You write the reviews: Rutti's Requiem, Winchester Cathedral

4.00

The Swiss composer Carl Rütti is the latest in a notable line of composers to have been commissioned by the Bach Choir, with support from the Swiss Cultural Fund, to write a large choral work. The remit was for a piece of about 20 minutes in length, but the finished work lasts just less than an hour, and employs the choir, two soloists and an orchestra of strings with a harp and an organ.

Drawing on the traditional text of the Latin Mass for the Dead, Rütti 's Requiem offers a personal view of death and grief, aiming to create a work that is theatrical as well as musical. With a choir of nearly 200, moving everybody around even such a large building would not have been practical, but the two excellent soloists, the soprano Katharine Fuge and the baritone Edward Price, could be heard from around the building. The work opened with Fuge hauntingly intoning the introit from the west end of the cathedral, before processing up the nave to join the main body of performers.
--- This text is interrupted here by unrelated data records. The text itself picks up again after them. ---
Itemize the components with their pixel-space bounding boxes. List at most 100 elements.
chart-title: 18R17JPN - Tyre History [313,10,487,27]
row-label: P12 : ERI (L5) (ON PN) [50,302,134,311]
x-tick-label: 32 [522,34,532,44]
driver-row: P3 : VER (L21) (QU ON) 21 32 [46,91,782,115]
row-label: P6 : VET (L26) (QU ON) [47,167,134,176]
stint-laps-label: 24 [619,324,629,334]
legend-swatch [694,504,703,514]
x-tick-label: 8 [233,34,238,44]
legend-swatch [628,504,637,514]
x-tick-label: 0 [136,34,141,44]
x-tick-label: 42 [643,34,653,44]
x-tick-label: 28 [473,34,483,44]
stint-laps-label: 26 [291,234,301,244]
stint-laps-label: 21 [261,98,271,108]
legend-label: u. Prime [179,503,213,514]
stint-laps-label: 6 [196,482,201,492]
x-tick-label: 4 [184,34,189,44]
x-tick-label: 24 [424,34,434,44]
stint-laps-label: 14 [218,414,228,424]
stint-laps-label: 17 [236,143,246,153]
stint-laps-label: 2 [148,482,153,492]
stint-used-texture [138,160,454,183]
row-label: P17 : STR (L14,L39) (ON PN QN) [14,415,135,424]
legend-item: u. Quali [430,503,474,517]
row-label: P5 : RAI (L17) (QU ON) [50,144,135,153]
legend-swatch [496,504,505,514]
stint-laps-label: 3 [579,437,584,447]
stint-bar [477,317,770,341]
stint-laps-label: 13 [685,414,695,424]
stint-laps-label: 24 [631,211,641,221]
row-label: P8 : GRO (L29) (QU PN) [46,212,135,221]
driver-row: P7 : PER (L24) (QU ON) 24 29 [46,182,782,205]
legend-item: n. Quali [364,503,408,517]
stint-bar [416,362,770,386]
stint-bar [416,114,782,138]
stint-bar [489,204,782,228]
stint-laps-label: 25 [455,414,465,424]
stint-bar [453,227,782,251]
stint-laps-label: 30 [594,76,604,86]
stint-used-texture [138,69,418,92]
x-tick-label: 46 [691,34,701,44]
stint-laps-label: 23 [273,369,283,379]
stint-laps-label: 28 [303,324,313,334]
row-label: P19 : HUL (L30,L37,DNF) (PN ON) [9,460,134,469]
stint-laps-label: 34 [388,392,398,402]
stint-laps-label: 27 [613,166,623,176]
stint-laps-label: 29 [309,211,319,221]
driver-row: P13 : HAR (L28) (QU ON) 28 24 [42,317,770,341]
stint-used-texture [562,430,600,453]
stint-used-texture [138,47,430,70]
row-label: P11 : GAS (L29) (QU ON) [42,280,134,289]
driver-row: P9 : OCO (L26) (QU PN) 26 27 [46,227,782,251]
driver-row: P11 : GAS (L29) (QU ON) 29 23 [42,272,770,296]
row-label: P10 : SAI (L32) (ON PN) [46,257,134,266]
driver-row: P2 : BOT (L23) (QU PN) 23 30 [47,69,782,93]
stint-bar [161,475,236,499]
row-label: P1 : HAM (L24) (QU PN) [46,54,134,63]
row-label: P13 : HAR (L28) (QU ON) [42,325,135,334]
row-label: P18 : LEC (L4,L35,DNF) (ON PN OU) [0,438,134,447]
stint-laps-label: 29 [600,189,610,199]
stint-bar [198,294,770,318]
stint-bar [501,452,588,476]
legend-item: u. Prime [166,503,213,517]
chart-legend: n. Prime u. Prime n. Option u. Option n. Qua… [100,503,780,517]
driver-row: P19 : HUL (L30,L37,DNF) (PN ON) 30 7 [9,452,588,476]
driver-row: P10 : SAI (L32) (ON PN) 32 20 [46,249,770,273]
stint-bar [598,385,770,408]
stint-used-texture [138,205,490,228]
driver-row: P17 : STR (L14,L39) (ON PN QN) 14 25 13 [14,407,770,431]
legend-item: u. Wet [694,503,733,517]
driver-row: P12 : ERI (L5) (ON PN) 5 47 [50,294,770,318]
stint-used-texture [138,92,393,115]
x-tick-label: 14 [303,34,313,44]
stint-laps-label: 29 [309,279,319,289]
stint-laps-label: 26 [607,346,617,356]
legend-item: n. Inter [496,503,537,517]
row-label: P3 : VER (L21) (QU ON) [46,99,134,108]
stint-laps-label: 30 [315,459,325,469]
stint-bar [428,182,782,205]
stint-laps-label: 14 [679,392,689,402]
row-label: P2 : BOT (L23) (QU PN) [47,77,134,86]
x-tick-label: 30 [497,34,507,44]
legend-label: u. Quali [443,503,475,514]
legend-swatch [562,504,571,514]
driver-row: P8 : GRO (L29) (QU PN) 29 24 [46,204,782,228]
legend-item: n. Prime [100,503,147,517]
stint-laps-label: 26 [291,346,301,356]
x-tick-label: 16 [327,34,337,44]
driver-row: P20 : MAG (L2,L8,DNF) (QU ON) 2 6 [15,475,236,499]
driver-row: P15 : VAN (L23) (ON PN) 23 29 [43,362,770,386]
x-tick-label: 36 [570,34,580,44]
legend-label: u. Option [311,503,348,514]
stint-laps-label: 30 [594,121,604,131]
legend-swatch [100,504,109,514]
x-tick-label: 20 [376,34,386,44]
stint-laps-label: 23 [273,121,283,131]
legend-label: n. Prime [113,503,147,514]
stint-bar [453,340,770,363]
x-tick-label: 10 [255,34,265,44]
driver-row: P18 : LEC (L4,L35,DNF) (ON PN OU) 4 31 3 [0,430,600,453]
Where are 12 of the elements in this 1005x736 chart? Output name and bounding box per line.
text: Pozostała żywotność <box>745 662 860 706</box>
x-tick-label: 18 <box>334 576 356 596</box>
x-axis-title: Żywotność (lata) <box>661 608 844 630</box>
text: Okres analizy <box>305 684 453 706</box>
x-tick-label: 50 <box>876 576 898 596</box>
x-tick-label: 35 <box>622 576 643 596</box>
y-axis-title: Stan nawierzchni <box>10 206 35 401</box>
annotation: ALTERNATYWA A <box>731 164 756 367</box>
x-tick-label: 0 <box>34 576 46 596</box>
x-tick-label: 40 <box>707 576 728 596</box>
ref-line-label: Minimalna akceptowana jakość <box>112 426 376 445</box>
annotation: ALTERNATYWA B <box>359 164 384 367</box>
Her vocal control was impressive, coupled with a pure but rich tone that opened the piece with an immediate impact. The choral writing, mostly in eight parts, uses a broad harmonic palette, at times very English in the style of Vaughan Williams or Howells, and at times very un-English in its depth of expression. The Bach Choir rose to the challenges with a luxuriant tone from top to bottom that wasn't forced and gave every sense that their conductor, David Hill, had prepared them carefully.

It's not easy to to label this music (post-minimalism?). There is greater harmonic movement than in Tavener, and little repetition except for dramatic effect, such as the steady tread of the In Paradisum, but a lot of the writing for strings was reminiscent of Arvo Part, particularly in the fluttering haloes of the Sanctus. Only twice did the music veer towards a "bankable" tune, more so in the Agnus Dei, but this did not obtrude on the whole. Even the blackbird heard towards the end seemed a logical part of the concept.

The mood had been set by a first half of Mozart, Mahler and Richard Strauss, carefully chosen to complement the new work. The choir and Southern Sinfonia both shone, although the strings were driven along at a pace in Strauss's Metamorphosen, perhaps to let the final section's impassioned lyricism carry a greater impact.

A rare premiere, this, in that almost everybody seemed to want to hear a second performance. Happy the composer who achieves that without compromising his style.